The home observatory:

  • an excellent book on home observatories is:
    • “More Small Astronomical Observatories” by Patrick Moore, the book includes a CD-ROM with the first volume (PDF file).
  • there are a lot of considerations when using an observatory.  First, the building has to be high enough to hold your equipment and for the observer to be comfortable.  A refractor can be pretty tall.  Most of us have obstructions near the horizon such as houses, trees etc. so that limits how close to the horizon you can view.  Also, the closer to the horizon the more atmosphere you have to look through which degrades the image.  The best viewing area us usually over head and up to 45 degrees from the zenith in any direction. The higher walls also serve to block any wind from affecting your telescope. They also help block light pollution from street lights, neighbors yard lights and even light glow from nearby urban areas.  Down here in south Florida they also make it harder for the mosquitos to find you! As to cutting down on the amount of sky you could observe, you can only look at one spot at a time!  If you think about it, sooner or later the whole sky comes by for you to view!  In your hemisphere of course.  You should set up your viewing schedule before you start for the night.  Use a program like the sky to make your selections.  Also, you can measure the angle viewable from your observatory and then set the viewing limits on your AutoStar.  Then you use the best objects tour and your scope computer will pick and choose the best of the best within your available slice of sky!  That way you get to see a lot of new objects you never thought of viewing before. A newbie to the hobby might feel confined because he might have a tendency to jump around looking for things he has heard about or looked at before.  But in truth, there is always something to see right in front of your objective lens no matter where it is pointed! Many of the great discoveries were made by large telescopes that had elevation only and had to wait for their prey to come to them, like a spider in its web. Rethink your observatory concept and I think you will agree that 5 or 6' walls help more than they hinder. Good Luck! George D
    • Dome advantages include:
      • wind and light pollution protection, rotation of the dome to place needed, if well designed, water tight with little concern about snow build up (if you are in a cold climate) and it looks cool!

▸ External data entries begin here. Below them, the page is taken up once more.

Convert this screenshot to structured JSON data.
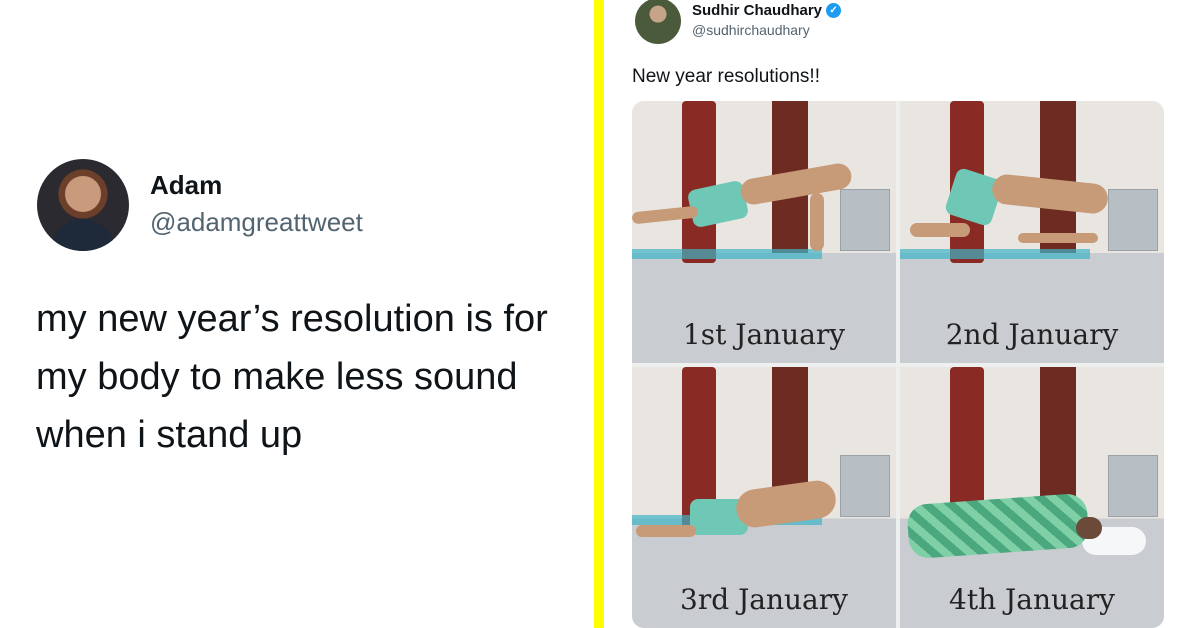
{
  "left_tweet": {
    "name": "Adam",
    "handle": "@adamgreattweet",
    "text": "my new year’s resolution is for my body to make less sound when i stand up"
  },
  "right_tweet": {
    "name": "Sudhir Chaudhary",
    "handle": "@sudhirchaudhary",
    "verified_icon": "verified-badge-icon",
    "text": "New year resolutions!!",
    "panels": [
      {
        "caption": "1st January"
      },
      {
        "caption": "2nd January"
      },
      {
        "caption": "3rd January"
      },
      {
        "caption": "4th January"
      }
    ]
  },
  "colors": {
    "divider": "#ffff00",
    "handle": "#536471",
    "verified": "#1d9bf0"
  }
}
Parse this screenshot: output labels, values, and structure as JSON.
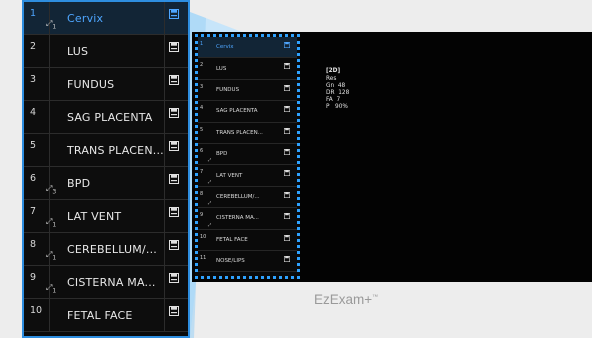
{
  "colors": {
    "accent": "#2e8ee0",
    "active_text": "#4ea6ff",
    "background": "#ededed",
    "panel": "#0b0b0b"
  },
  "exam_list": {
    "items": [
      {
        "index": "1",
        "label": "Cervix",
        "active": true,
        "marker": "1",
        "icon": "save-icon"
      },
      {
        "index": "2",
        "label": "LUS",
        "active": false,
        "marker": "",
        "icon": "save-icon"
      },
      {
        "index": "3",
        "label": "FUNDUS",
        "active": false,
        "marker": "",
        "icon": "save-icon"
      },
      {
        "index": "4",
        "label": "SAG PLACENTA",
        "active": false,
        "marker": "",
        "icon": "save-icon"
      },
      {
        "index": "5",
        "label": "TRANS PLACEN...",
        "active": false,
        "marker": "",
        "icon": "save-icon"
      },
      {
        "index": "6",
        "label": "BPD",
        "active": false,
        "marker": "3",
        "icon": "save-icon"
      },
      {
        "index": "7",
        "label": "LAT VENT",
        "active": false,
        "marker": "1",
        "icon": "save-icon"
      },
      {
        "index": "8",
        "label": "CEREBELLUM/...",
        "active": false,
        "marker": "1",
        "icon": "save-icon"
      },
      {
        "index": "9",
        "label": "CISTERNA MA...",
        "active": false,
        "marker": "1",
        "icon": "save-icon"
      },
      {
        "index": "10",
        "label": "FETAL FACE",
        "active": false,
        "marker": "",
        "icon": "save-icon"
      },
      {
        "index": "11",
        "label": "NOSE/LIPS",
        "active": false,
        "marker": "",
        "icon": "save-icon"
      }
    ]
  },
  "screen_list_labels": {
    "cervix": "Cervix",
    "lus": "LUS",
    "fundus": "FUNDUS",
    "sag": "SAG PLACENTA",
    "trans": "TRANS PLACEN...",
    "bpd": "BPD",
    "latvent": "LAT VENT",
    "cereb": "CEREBELLUM/...",
    "cisterna": "CISTERNA MA...",
    "fetalface": "FETAL FACE",
    "noselips": "NOSE/LIPS"
  },
  "readout": {
    "mode": "[2D]",
    "res_label": "Res",
    "gn_label": "Gn",
    "gn_value": "48",
    "dr_label": "DR",
    "dr_value": "128",
    "fa_label": "FA",
    "fa_value": "7",
    "p_label": "P",
    "p_value": "90%"
  },
  "brand": {
    "name": "EzExam+",
    "trademark": "™"
  }
}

    • Dome disadvantages include:
      • cost, building code waivers (in some locals), unless you automate its rotation, you will have to manually rotate the dome every so often to keep the scope centered in the slit.
      • Also everyone will know what you have in there and may be subject to break ins.
    • Advantages of shed observatories:
      • wider sky coverage if you plan to observe across the sky.
      • the side walls can aid in blocking those annoying lights from the street and/or next door.
      • if designed right you shouldn't have problems with water, but snow build up can be an issue, just take care to design it correctly.
      • also it can blend in with your home so that few will notice it as an observatory.
      • learn from others.
      • don't make it too big or the roll off roof will be too heavy and require a crank.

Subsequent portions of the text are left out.